Au vu de votre expérience, qu'avez-vous mis en place pour renforcer la confiance des usagers à utiliser le numérique ? Y a-t-il eu des modifications sur la sécurité des logiciels par les prestataires et la mise en place d'une certification ou d'une homologation de sécurité sur les logiciels en place ? Y a-t-il eu un suivi d'indemnisation, notamment pour les citoyens victimes de falsification d'état-civil ou de vol d'identité, qui constitue aussi une atteinte à la réputation de la ville ?

Mme Françoise Gatel, présidente. - J'invite Anne-Catherine Loisier à intervenir.

Mme Anne-Catherine Loisier. - Bonjour à tous et merci pour ces témoignages. Vous nous avez confié, à moi et mes collègues, une mission sur la numérisation des collectivités territoriales. L'État s'est engagé à numériser pour 2022 les principaux services et sensibiliser davantage les collègues aux potentielles attaques numériques pour la protection des populations. Il convient de sensibiliser sur la vulnérabilité numérique. Le déploiement de la 5G renforcera cette vulnérabilité. Il est ressorti de nos auditions qu'en parallèle de cette sensibilisation, il faut attirer leur attention sur les failles de l'outil, et créer une veille permanente, étant donné qu'une collectivité territoriale qui n'a pas encore été attaquée pourra l'être, et une collectivité territoriale attaquée une fois pourra l'être de nouveau deux ou trois fois. Le numérique est un objet risqué. Il faut utiliser cet outil en étant conscient de ses failles.
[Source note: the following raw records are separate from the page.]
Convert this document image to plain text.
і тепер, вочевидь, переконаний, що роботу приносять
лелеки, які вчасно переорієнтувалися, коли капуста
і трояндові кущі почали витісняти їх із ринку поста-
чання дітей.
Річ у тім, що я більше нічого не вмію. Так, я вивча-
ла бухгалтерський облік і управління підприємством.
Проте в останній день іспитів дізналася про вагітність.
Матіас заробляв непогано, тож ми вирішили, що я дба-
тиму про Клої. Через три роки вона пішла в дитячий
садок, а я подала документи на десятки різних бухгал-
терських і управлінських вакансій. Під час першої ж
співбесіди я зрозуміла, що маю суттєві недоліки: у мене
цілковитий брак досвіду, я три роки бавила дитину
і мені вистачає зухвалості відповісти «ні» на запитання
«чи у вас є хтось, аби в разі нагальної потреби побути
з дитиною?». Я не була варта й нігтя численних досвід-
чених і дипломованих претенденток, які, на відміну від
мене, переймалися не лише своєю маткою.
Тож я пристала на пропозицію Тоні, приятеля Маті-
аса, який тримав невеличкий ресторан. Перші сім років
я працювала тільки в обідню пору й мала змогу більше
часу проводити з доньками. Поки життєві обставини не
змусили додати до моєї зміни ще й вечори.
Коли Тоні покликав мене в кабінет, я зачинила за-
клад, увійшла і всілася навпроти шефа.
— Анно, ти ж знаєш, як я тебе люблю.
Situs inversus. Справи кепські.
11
Il est nécessaire d'assurer cette veille. L'échelon du département en coopération avec la gendarmerie et les délégations territoriales me paraît être le mieux adapté pour assurer cette veille et informer les collectivités territoriales. Un maillage de data centers est en place dans les territoires. En Côte d'Or, les collectivités territoriales ne souhaitent pas intégrer ces dispositifs qui donnent le sentiment que l'externalisation des données crée un risque supplémentaire. Pouvez-vous nous éclairer sur ce point ?

Mme Françoise Gatel, présidente. - La seconde table ronde sera animée par M. Vincent Séguin, Secrétaire à la délégation aux entreprises. J'invite les trois grands témoins à se faire écho de l'audition et répondre aux questions à la suite de ces interventions. Pouvez-vous faire écho à ces témoignages ?

Mme Marie Nedellec, adjointe au maire de La Rochelle. - Comment rétablir la confiance avec les citoyens ? Il y a l'action lors du rétablissement des données. Nous avons fait le choix de communiquer par tous les moyens, dont la presse, étant donné que les outils informatiques n'étaient pas disponibles. Nous avons un rôle de sensibilisation sur la donnée. Nous avons mis en place un nouveau portail dédié aux familles et il a fallu faire preuve de grande pédagogie à destination des citoyens et agents sur le terrain. Enfin, la sensibilisation des élus est très importante étant donné que les élus locaux ne maîtrisent pas le sujet. Nous avons créé des postes au sein de l'agglomération pour accompagner les communes.

J'aimerais attirer l'attention sur les syndicats départementaux informatiques, qui ne peuvent être prescripteurs et éditeurs de logiciel, c'est-à-dire le DPO et le RSSI. Ces postes doivent être scindés, le DPO devant être rattaché à la Direction générale des services et non à la DSI, afin de ne pas fragiliser la gouvernance dans les petites communes qui ne maîtrisent pas ces sujets. La ville de La Rochelle n'avait pas d'assurance en matière de cybersécurité. Nous avons fait le choix d'en souscrire une désormais, avec une potentielle indemnisation pour la collectivité et les citoyens.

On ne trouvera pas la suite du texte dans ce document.